DVD 20世紀フォックス・ホーム・エンターテイメント・ジャパン 2005/06/24 ¥995

舞台はアイルランドのダブリンで、ソウル・バンドを作りたいと夢見るジミー(ロバート・アーキンス)は、新聞広告で仲間を募集し「ザ・コミットメンツ」を結成、徐々に人気は高まっていくが、同時に内輪もめも多くなっていき…。


日曜の夜には必ずネイルを塗りなおしていた。
でも今回は少し違う。
何年もヤスリで丹念に整えていたスクエアオフのネイルを爪きりでプチプチと短く切り落とす。
久しぶりに見る私の手。
あぁ。そうだった。私はこんな無骨な手だった。

それというのも、先月同窓会で卒業以来のクラスメイトに言われた。

「まだギター弾いてるの?」
「残念ながら今はもう全然なの。ほらこんなネイルだし。」

去年も同じようにメールが来たっけなぁ・・・当の本人は自分が音楽やっていたことさえ忘れかけてるのに彼等の記憶の中の私はいつまでもギタリストなんだ。

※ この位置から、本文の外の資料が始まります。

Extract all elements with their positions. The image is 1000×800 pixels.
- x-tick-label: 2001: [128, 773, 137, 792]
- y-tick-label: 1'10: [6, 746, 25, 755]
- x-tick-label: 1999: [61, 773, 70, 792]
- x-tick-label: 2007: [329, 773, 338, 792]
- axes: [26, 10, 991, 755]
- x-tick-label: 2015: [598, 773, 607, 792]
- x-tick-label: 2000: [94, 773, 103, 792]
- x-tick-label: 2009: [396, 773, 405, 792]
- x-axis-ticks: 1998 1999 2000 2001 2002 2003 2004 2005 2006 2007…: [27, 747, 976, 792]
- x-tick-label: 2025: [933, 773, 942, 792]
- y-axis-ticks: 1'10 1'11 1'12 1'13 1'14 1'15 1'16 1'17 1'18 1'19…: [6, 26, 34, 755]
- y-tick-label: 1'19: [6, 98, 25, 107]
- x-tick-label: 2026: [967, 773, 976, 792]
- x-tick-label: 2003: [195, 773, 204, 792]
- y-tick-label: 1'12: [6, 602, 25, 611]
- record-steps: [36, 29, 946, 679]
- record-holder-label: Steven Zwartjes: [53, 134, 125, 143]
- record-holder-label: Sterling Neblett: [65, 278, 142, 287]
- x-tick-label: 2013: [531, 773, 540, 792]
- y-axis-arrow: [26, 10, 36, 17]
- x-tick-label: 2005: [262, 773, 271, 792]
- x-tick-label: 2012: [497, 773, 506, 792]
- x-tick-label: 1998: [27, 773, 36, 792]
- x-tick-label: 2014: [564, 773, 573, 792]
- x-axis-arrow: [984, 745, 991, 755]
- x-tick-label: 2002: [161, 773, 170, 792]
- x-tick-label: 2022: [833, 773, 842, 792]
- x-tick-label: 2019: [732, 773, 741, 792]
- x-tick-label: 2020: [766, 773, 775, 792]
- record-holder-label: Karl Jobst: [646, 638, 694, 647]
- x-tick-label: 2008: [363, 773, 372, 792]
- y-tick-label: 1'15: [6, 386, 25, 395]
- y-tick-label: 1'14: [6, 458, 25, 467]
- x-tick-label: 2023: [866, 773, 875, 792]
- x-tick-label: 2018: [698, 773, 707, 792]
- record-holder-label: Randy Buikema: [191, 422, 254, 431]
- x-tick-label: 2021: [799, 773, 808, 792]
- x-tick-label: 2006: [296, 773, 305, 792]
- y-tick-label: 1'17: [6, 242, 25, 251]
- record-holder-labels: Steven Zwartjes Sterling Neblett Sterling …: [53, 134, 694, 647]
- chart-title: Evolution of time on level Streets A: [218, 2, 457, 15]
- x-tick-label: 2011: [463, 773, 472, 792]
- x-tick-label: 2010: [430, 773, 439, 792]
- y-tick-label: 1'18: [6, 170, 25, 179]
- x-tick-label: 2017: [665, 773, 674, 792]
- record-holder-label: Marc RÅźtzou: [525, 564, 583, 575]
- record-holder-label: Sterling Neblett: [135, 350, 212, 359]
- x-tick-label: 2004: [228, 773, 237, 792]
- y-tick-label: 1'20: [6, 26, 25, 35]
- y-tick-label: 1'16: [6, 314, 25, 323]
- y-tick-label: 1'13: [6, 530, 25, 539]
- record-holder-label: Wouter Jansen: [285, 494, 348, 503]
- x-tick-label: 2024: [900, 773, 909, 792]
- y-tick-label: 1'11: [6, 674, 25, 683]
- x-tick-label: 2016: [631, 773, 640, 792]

懐古主義は私に似合わない。昔を懐かしんでばかりじゃ前に進めないし。
なのに音楽映画ばかりをわざわざ選んでみているのは何故?

最近だとケビン・スペイシーの「ライフ イズ デビッドゲイル」で知られているアラン・パーカーの他の映画を実は私はそれほど好きじゃない。
だけれど、この映画にかける想いったら群を抜いている。
多分これは自分と重ねあわせているんだよな。
音楽が好きというだけではやっていけない。
傍からみると本当にちっぽけで下らない人間関係のもつれを痛いほど感じたから。
だからこそ花火のように一瞬だけ打ちあがったコミットメンツのステージラストの曲「トライ・ア・テンダネス」がすごくいい。

映画をみた私は心のどっかが少し決壊してしまったのかも。
ネイルをばっさり切り落とし、久しぶりに埃を被った私のかつて愛した相棒・・・
ユニオンジャックの大きなステッカーを貼った黒いギターを引っ張り出す。
錆びた弦に指が思い通りに動かなくて地団太を踏む。
ピックなんかもうないから10円玉で弾く。

ギターを抱くように朝まで寝て、翌朝会社に行くまでまた弾いた。
指が腫れあがってもまだなお。
少しだけ零れ落ちた気持ちは収まった。
こんな気持ちと爽快感久しぶり。
私は嬉しくて会社で腫れあがった指を自慢した。

「ねぇ、私一晩中ギター弾きあかしちゃったよ・・・・」と。